Monday, June 15, 2009

Left Eye Twitches When I Should On Myself

I've been noticing lately how my left eye is twitching and connecting the thoughts just before noticing the twitching and how all those thoughts are shoulds, coulds, what ifs, need tos and if onlies.

This realization led me to practice for just a few moments being exactly in the right now.. As in right now I am typing these words, hearing my fingernails click on the keyboard and feeling the resistance of the keys against the tip of each nail as I strike it. And the moment will end when this is done and the publish button has been clicked.

And my eye is not twitching until I notice an most minute twitch the moment I typed 'is not'. And just how quickly I am removed from being in the moment.
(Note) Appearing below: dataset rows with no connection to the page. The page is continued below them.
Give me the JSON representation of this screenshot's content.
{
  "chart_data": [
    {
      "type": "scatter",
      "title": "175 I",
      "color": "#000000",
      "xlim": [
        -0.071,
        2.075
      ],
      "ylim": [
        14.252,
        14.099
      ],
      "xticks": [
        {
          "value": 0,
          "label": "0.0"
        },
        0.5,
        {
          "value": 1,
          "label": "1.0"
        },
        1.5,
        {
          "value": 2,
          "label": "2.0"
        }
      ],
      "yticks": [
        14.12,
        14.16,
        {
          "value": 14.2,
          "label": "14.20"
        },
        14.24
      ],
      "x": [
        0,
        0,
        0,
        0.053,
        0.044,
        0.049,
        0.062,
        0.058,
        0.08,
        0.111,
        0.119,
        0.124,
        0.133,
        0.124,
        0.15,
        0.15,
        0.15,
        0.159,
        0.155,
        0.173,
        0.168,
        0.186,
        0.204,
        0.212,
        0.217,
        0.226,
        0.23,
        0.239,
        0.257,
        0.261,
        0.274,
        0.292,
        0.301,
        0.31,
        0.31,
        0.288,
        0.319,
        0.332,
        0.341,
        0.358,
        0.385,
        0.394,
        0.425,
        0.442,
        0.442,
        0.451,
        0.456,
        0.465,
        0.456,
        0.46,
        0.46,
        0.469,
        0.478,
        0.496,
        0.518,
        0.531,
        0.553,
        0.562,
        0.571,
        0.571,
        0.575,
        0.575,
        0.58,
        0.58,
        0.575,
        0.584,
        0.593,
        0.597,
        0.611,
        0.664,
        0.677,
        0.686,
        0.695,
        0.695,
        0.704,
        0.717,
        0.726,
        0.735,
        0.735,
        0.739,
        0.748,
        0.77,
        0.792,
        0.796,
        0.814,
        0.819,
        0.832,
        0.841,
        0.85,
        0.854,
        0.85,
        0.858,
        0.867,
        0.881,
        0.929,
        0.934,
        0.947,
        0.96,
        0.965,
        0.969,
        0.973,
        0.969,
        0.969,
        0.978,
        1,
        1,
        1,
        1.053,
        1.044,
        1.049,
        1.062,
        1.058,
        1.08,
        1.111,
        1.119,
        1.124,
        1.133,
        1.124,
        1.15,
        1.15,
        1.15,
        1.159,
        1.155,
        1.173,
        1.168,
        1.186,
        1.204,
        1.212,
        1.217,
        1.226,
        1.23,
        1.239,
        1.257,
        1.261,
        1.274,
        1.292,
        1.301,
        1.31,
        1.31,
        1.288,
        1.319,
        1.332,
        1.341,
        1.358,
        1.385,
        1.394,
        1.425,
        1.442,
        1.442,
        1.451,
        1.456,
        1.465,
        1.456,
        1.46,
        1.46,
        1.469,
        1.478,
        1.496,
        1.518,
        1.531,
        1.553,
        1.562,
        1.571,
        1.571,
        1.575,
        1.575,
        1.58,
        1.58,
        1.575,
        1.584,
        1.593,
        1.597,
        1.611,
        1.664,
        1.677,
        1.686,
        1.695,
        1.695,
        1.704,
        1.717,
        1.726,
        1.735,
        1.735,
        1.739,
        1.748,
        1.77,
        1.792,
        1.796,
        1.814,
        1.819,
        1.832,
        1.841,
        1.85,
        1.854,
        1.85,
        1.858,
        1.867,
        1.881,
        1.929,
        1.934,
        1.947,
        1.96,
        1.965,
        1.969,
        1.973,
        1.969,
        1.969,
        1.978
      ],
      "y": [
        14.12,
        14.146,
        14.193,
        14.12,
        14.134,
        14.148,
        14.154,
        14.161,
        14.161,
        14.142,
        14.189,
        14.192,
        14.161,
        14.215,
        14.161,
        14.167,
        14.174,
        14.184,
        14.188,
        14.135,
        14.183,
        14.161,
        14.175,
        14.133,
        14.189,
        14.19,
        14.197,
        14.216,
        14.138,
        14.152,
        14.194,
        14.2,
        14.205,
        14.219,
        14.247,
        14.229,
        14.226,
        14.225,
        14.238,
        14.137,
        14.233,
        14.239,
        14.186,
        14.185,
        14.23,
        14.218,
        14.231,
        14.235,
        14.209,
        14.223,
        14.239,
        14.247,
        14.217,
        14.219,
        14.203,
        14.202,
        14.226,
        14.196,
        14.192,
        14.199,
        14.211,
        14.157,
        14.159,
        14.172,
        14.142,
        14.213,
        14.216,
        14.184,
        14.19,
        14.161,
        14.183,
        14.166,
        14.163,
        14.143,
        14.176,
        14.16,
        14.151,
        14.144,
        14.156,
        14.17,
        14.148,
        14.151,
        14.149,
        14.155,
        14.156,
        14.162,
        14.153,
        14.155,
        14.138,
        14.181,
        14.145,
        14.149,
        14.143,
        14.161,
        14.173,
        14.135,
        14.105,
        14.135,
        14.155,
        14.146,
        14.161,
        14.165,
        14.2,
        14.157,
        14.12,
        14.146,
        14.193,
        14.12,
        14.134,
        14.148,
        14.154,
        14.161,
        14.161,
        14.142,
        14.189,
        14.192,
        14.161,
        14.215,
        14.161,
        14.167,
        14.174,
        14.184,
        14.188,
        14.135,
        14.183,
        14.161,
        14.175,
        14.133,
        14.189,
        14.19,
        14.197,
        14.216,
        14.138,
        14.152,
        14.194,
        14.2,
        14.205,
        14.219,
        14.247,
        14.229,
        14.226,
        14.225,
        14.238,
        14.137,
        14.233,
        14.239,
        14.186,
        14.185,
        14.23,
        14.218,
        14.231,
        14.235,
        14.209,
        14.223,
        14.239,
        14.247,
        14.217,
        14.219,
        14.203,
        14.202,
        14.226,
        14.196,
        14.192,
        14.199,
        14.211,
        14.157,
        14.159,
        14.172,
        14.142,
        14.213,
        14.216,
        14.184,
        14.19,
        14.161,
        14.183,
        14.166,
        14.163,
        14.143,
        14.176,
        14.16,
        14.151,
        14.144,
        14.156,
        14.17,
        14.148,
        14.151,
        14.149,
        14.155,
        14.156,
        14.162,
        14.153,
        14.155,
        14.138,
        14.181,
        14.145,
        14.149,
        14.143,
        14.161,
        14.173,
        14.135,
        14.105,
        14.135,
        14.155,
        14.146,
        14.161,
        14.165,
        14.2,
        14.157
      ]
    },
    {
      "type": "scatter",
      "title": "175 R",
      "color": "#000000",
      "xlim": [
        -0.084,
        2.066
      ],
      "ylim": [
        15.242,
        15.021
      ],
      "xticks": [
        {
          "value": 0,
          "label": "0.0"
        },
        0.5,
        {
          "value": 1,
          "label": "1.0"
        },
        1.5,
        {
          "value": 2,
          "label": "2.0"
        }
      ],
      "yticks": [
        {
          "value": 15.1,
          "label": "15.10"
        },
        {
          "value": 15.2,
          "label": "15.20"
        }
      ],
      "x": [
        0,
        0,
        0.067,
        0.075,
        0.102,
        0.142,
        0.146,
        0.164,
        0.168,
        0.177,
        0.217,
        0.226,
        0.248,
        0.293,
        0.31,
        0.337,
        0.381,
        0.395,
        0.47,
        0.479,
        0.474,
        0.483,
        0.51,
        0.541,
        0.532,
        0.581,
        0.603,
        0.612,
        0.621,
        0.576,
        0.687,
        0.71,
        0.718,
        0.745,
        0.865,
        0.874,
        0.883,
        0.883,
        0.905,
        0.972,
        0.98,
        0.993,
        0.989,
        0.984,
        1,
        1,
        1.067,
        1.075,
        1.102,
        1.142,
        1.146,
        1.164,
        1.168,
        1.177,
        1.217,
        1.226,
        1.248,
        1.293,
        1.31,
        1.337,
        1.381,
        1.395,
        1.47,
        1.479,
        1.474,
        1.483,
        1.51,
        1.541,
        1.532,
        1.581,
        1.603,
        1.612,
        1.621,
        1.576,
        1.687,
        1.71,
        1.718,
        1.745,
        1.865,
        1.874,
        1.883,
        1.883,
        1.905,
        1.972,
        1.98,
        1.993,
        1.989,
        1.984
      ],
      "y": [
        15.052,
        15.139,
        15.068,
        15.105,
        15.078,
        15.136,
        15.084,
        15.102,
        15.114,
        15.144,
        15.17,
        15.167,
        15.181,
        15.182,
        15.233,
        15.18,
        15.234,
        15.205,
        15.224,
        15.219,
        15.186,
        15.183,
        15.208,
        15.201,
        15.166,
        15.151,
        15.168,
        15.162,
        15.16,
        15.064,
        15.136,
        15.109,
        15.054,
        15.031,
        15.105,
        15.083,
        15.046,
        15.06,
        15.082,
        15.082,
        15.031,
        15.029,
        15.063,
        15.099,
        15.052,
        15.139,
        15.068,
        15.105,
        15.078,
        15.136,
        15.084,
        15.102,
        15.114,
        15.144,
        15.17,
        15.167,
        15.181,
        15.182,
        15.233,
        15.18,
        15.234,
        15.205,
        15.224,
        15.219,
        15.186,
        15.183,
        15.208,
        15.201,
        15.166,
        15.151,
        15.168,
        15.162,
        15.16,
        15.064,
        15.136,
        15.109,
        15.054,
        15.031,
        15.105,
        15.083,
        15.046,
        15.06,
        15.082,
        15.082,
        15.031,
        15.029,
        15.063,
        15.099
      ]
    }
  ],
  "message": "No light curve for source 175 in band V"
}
I watch my mind sensor the words, thinking 'oh I'll change that on the edit', in some future not too long from this moment. Words formed of letters all working together, emerges another thought. On the edit a smell assaulting my nostrils and the thought that being in the moment and editing words and thoughts from moments before is an never ending story.

There were sentences thought, filtered out, changed, rearranged because in a future moment I found them to be unweildy and I wonder if I'll ever be able to not filter, change, rearrange anything and still have it be what is needed. Accept it as the reaction to some thought I've had before in a past moment that I no longer even remember.

Here is where I'll admit a mistake. I realize I made a mistake thinking I could work for myself earning money online in this moment. I cannot support myself from my haphazard, unplanned, loosely adhered to endeavors, yet. Too much at stake, too many unfulfilled prior obligations. So I a decision in the moment. Job searching.

Those sentences feel so 'future'. Yet my eye doesn't twitch because I'm not shoulding on myself, coulding, what ifing, needing to or if onlying.

That is right now right where I am. In each moment as it occurs. What more do I need to ask for? Ah, slight twitch on typing the word need and a much larger twitch on typing the typing of the realization of the twitch. Out of the moment again.

It is a difficult thing to stay in the moment and notice all that is in that moment with me. Eyes closed, panting dog, drone of a small airplane passing overhead. Chirping birds, breeze of the fan brushing the tiny hairs on my face and neck. Another car and the clack clack, clack, clack of chains hanging on a door of another room as that rooms fan moves them with it's rotational force. Clack clack clack the fan rotates and whirrs moving in two directions simulatneosly, neither impeding on the other. Returning 180 degrees clack clack clack clack clack.

It's not optimal where I am right now but it is right now and it's all I'm promised. I don't know when that last moment will come. None of us do until we are in that moment.